Young Hearts Crying
The walls of her office were made of perforated white peg-boards with nothing pegged to them, and the plainness of that background made it easy to believe you were looking at the loveliest girl in the world. She was slim and supple, with dark shoulder-length hair and limpid brown eyes and a wide, full-lipped mouth. When she was seated behind her desk you couldn’t tell what she was like from the rib cage down, but she didn’t keep you waiting very long. Twice during the interview she got up and walked to a tall filing cabinet, and then you saw the whole of her: perfect legs and ankles beneath a straight skirt; a trim little ass with just enough curves to make you ache for it. Your first impulse might be to lock the door and have her here, on the floor, but it wouldn’t take much self-control to follow a more sensible plan: get her out of here, take her somewhere else, and have her there. Soon.
Could Sarah Garvey guess what was going on in your mind? If so, she gave no sign of it. All this time she’d been talking of Vassar and Wellesley and Barnard colleges, and she may have mentioned Mt. Holyoke, too; now she’d begun to talk at length, and with some enthusiasm, about Warrington College in Vermont.

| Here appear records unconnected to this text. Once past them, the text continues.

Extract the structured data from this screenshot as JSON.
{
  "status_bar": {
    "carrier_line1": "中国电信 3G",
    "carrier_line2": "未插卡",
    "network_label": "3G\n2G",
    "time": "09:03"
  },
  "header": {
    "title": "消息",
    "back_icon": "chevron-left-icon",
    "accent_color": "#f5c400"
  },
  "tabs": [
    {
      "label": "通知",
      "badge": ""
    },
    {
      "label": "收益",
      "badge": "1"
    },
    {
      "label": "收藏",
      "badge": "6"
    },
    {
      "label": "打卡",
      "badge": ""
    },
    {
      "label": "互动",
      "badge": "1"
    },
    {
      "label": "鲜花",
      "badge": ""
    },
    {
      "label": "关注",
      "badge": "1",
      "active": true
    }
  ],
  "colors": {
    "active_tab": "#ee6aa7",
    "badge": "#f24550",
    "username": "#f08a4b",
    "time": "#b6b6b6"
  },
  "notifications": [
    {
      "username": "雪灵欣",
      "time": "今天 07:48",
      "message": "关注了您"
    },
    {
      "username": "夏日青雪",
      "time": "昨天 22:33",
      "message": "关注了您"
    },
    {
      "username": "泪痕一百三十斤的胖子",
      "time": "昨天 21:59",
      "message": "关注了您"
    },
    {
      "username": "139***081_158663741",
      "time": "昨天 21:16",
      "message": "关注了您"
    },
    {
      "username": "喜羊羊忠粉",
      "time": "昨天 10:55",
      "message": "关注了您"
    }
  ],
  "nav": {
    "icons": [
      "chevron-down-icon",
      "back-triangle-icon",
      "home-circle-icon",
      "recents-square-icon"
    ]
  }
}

“The arty little place, you mean?” he said. “Well, but aren’t all the girls there expected to be precocious at some – you know – at some art form or other?”
“I suppose it may have acquired a reputation like that,” she said, “but it’s a very open, stimulating environment and I think Laura would do well there. She’s an extremely bright and sensitive person, as you know.”
“Well, sure she is, but she can’t do anything. Can’t paint or write or act; can’t play a musical instrument or sing or dance. She hasn’t been raised that way. There were never any leotards in our house, if you see what I mean.”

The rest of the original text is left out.